In his first year as patron of the Lumen and Camden Poetry Series and as judge of the annual competition, Andrew Motion has chosen a stunning poem called Camera Obscura by John Foggin as the winner. John Foggin’s prize will include having a chapbook released by Ward Wood Publishing in November this year, and he will work with editor Adele Ward in the coming months to select and work on the poems for his collection.
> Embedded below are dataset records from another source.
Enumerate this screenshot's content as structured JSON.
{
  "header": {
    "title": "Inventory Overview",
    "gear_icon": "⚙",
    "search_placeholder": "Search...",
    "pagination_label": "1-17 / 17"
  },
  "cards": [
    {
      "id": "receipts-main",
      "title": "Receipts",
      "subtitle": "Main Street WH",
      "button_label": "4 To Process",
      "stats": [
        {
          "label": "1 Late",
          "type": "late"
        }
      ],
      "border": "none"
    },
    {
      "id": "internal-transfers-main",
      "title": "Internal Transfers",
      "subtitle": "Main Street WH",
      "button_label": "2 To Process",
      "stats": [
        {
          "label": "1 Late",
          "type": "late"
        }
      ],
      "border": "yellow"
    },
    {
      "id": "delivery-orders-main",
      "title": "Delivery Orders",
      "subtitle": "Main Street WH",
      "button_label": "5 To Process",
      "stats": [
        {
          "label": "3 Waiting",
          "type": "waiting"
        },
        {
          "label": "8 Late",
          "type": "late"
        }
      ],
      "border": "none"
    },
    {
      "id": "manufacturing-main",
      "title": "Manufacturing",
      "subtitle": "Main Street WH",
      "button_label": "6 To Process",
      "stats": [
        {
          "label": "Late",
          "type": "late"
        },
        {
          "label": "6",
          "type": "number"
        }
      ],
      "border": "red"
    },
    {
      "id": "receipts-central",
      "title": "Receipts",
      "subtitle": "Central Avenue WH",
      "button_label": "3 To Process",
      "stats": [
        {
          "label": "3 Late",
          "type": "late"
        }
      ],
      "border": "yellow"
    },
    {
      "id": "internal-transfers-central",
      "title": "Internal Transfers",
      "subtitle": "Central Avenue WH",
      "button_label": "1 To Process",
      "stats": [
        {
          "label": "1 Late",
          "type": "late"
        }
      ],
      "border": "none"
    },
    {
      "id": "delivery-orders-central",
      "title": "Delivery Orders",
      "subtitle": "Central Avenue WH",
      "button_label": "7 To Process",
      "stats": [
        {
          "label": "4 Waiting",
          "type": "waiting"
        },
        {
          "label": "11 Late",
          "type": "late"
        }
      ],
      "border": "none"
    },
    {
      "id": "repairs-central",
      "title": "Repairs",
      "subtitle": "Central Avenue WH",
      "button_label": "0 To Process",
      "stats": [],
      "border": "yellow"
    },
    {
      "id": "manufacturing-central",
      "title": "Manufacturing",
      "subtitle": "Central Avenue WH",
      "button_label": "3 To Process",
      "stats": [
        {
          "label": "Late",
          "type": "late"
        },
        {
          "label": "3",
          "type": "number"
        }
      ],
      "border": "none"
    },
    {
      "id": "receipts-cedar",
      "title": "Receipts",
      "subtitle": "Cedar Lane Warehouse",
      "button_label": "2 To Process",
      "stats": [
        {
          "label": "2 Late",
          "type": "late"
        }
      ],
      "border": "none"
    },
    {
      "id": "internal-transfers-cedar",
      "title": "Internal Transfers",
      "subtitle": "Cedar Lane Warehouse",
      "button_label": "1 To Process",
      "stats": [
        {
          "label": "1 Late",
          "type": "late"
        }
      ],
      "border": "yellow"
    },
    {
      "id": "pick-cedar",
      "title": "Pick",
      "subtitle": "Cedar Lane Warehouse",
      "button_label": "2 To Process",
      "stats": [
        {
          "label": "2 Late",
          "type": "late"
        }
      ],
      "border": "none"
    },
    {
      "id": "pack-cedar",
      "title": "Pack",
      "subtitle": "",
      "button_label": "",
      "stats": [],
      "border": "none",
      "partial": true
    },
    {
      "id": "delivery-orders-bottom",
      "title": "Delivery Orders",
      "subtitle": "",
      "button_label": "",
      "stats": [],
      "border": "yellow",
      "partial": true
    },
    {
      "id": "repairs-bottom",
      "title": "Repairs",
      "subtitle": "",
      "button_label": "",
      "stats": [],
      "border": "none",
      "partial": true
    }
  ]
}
He will also receive 50 copies and will have a launch reading in the Camden venue.


The results are:


1st Place:

John Foggin – Camera Obscura


Highly Commended:

Cara Jessop – Old Adam’s Likeness

Mark Leech – Leaf Lessons

Richard Westcott – Corporal Yukio

Joan Michelson – Vision

Gillian Henchley – Half Siblings Discovered

Cameron Hawke Smith – Walking to Addenbrooke’s

Roger Caldwell – Defence of Essex

Lorna Liffen – If the Fifth Born

Chris Duggen – A Place to Leave My Shadow


The Winning Poem:-


Camera obscura              

(Emily Wilding Davison. June 1913)


By John Foggin


The reason for your being here

is out of sight. They can’t be seen –

your Cause’s colours sewn inside

your decent coat: white, violet, green.


The camera sees the moment

you began to die:

the jockey, trim in silks, is doll-like

on the grass and seems asleep;

his mount is spraddled on its back;

its useless hooves flail at the sky.


Your spinning, flower-trimmed hat

is stopped, distinct, mid-flight;

your hair’s still not come down;

you’re frozen, inches from the ground;

your boots are neatly buttoned,

take small steps on the arrested air.


You’re stopped in time. No sound,

no texture, no sour odour

of bruised grass and earth. Just

silence and the alchemy of light.

How did you comprehend

the shock of heat, huge muscle, hair,

in that white moment

when the dark came down?


The camera cannot tell;

it’s business neither truth nor lies.

It shows a fallen horse. A woman falling. A crowd

in hats and blazers staring down a long perspective;

the field intent upon the distant fairy icing

grandstand. The waving flags. The finish line.


Until the image blurs, dissolves in silver flowers,

it’s there on celluloid in shades of grey;

the camera only says that in that instant

you are dying, and everyone has looked away.